La surface rouge attire notre regard au centre du tableau. Autour de la diagonale qui le traverse, les deux visages du peintre et de l’âne ne disposent que d’un œil chacun, comme si le peintre ne pouvait voir que dans l’unité qu’il forme avec l’animal. Les visages du Christ et de la fiancée, dans le tableau face à eux, sont parallèles aux visages du peintre et de l’animal ; ils ne se regardent pas : le peintre contemple le tableau dans sa vision intérieure.

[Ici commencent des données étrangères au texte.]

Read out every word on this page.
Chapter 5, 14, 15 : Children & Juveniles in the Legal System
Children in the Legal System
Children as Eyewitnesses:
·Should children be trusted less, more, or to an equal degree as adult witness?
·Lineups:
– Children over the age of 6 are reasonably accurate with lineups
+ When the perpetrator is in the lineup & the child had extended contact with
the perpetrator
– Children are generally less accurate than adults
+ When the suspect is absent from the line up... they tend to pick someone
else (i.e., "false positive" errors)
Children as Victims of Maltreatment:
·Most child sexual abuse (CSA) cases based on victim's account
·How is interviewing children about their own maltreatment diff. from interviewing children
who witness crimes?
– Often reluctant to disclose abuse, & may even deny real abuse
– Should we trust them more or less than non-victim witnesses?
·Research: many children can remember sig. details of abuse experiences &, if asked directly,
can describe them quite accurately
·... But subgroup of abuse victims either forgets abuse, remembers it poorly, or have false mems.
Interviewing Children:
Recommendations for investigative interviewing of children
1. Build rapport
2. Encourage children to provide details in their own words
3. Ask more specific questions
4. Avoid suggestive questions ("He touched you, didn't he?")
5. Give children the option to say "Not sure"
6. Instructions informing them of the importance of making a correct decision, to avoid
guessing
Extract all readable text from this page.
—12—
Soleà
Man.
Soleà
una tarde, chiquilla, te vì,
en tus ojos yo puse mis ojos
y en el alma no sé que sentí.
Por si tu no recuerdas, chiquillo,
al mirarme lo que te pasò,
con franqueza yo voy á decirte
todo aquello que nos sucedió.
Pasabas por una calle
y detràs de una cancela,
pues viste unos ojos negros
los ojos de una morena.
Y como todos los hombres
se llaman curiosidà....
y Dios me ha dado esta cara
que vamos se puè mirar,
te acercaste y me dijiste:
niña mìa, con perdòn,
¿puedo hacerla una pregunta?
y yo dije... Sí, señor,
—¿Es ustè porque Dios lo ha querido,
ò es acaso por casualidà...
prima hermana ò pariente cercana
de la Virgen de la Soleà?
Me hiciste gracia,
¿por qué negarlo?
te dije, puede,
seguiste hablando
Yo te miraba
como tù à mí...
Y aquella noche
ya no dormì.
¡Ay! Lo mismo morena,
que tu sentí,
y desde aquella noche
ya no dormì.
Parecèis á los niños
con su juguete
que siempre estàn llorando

L’autoportrait à la pendule date de 1947. A cette date, la mort subite de Bella, le 2 septembre 1944, la femme follement aimée, terrasse Chagall : « Tout est devenu ténèbres ». Dans son atelier, il retourne les tableaux contre le mur. Il lui faudra attendre neuf mois pour retrouver l’énergie de peintre. L’autoportrait à la pendule témoigne du deuil que fait Chagall. Bella reste vivante, elle l’accompagne dans la douleur. Chagall, le peintre identifié à son animal, peut, dans la sérénité retrouvée, peindre Bella, l’éternelle fiancée, qui console le « crucifié Chagall ».
La figure du crucifié parcourt l’œuvre de Chagall, mais elle est particulièrement émouvante à cette période. C’est que Chagall vit au plus profond de lui le drame de la shoah qu’avec Bella il avait pressenti douloureusement dès 1935. Le Crucifié du tableau représente aussi le peuple juif, qui, comme Chagall, retrouve en sa conscience la force rédemptrice. Bella devient la figure de l’âme du peuple juif.
Par la fenêtre et buisson derrière lui, Chagall manifeste qu’il retrouve la sérénité en se reliant au vaste univers ouvert sur l’amour. Cet amour,-pendule anthropomorphe dans le ciel du tableau, dépasse le temps qui passe : il ouvre sur l’amour qui ne passe pas.
L’autoportrait à la pendule pourrait s’intituler « La sérénité dans l’épreuve », ou « Prière à Bella », il nous fait saisir les étapes par lesquelles a passé celui que l’on peut appeler « le poète et le peintre de la paix ».